Oui ! Quand j’étais petite j’avais une peur dingue à l’idée de chanter devant des gens, à tel point que j’avais besoin d’être complètement seule pour pouvoir chanter. Du coup, à 15 ans, j ai décidé de prendre cette peur en main, et de me forcer à me confronter aux regards des autres. Je suis alors partie un soir, chanter dans un petit bar mexicain de ma rue. Ca s’est finalement bien passe et les patrons du bar m’ont proposé de revenir régulièrement. Ca me faisait mon argent de poche ! À 16 ans, j ai rencontre le programmateur d’un bar branché de Paris, le Murano, il m’a engagé pour chanter avec ma guitare toutes les semaines là-bas jusqu’à mes 18/19ans. Puis à cette même époque j’ai commencé à faire des premières parties de chanteurs et d’humoristes. C’était dans des salles comme le Bataclan ou l’Olympia et un peu partout en France. Puis mon disque est sorti, et m’a permis de faire ma propre tournée !

Aimez-vous la scène ou bien est-ce un passage obligé pour vous ? Qu’est-ce qui vous attire dans l’exercice du live ?

J’adore ça. Et plus j’en fais, plus j’aime ça. J ai toujours une appréhension avant de monter sur scène, mais le trac est devenu stimulant et positif contrairement à mes premiers concerts pendant lesquels j étais pétrifiée et je ne pensais qu’à l image que je renvoyais. Aujourd’hui chaque concert est un voyage différent avec le public et c’est un sentiment incroyable de voir les lèvres se remuer sur mes paroles et j’aime l’idée que l’on puisse chanter une histoire commune tous ensemble.
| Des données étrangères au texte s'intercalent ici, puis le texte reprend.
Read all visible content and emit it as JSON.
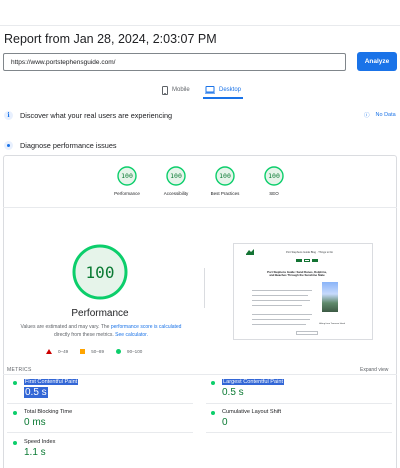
{
  "report": {
    "title": "Report from Jan 28, 2024, 2:03:07 PM"
  },
  "search": {
    "url": "https://www.portstephensguide.com/",
    "analyze_label": "Analyze"
  },
  "device_tabs": {
    "mobile": "Mobile",
    "desktop": "Desktop",
    "selected": "desktop"
  },
  "sections": {
    "discover": "Discover what your real users are experiencing",
    "no_data": "No Data",
    "diagnose": "Diagnose performance issues"
  },
  "categories": [
    {
      "label": "Performance",
      "score": "100"
    },
    {
      "label": "Accessibility",
      "score": "100"
    },
    {
      "label": "Best Practices",
      "score": "100"
    },
    {
      "label": "SEO",
      "score": "100"
    }
  ],
  "performance": {
    "score": "100",
    "label": "Performance",
    "note_prefix": "Values are estimated and may vary. The ",
    "note_link": "performance score is calculated",
    "note_mid": " directly from these metrics. ",
    "note_calc": "See calculator."
  },
  "legend": {
    "fail": "0–49",
    "average": "50–89",
    "pass": "90–100"
  },
  "screenshot": {
    "site_title": "Port Stephens Guide Blog · Things to Do",
    "article_title": "Port Stephens Guide: Sand Dunes, Dolphins, and Beaches Through the Sunshine State",
    "caption": "Hiking from Tomaree Head"
  },
  "metrics": {
    "label": "METRICS",
    "expand": "Expand view",
    "items": {
      "fcp": {
        "name": "First Contentful Paint",
        "value": "0.5 s"
      },
      "lcp": {
        "name": "Largest Contentful Paint",
        "value": "0.5 s"
      },
      "tbt": {
        "name": "Total Blocking Time",
        "value": "0 ms"
      },
      "cls": {
        "name": "Cumulative Layout Shift",
        "value": "0"
      },
      "si": {
        "name": "Speed Index",
        "value": "1.1 s"
      }
    }
  },
  "colors": {
    "accent": "#1a73e8",
    "pass": "#0cce6b",
    "pass_text": "#0a7a33",
    "average": "#ffa400",
    "fail": "#cc0000",
    "highlight": "#3367d6"
  }
}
Parlez-nous un peu de cette date à l’Olympia. C’est une forme de consécration pour vous ? Le départ de quelque chose ?

Oui ! J’ai fini la tournée de mon premier album par une date dans cette salle mythique. En plus c’était complet ce soir là ! Je vis à Paris depuis toujours donc c’est une salle dans laquelle j ai eu l’occasion de voir beaucoup de concerts, je n aurais pas pu imaginer que ce serait mon tour un jour et que tant de personnes feraient le déplacement pour me voir.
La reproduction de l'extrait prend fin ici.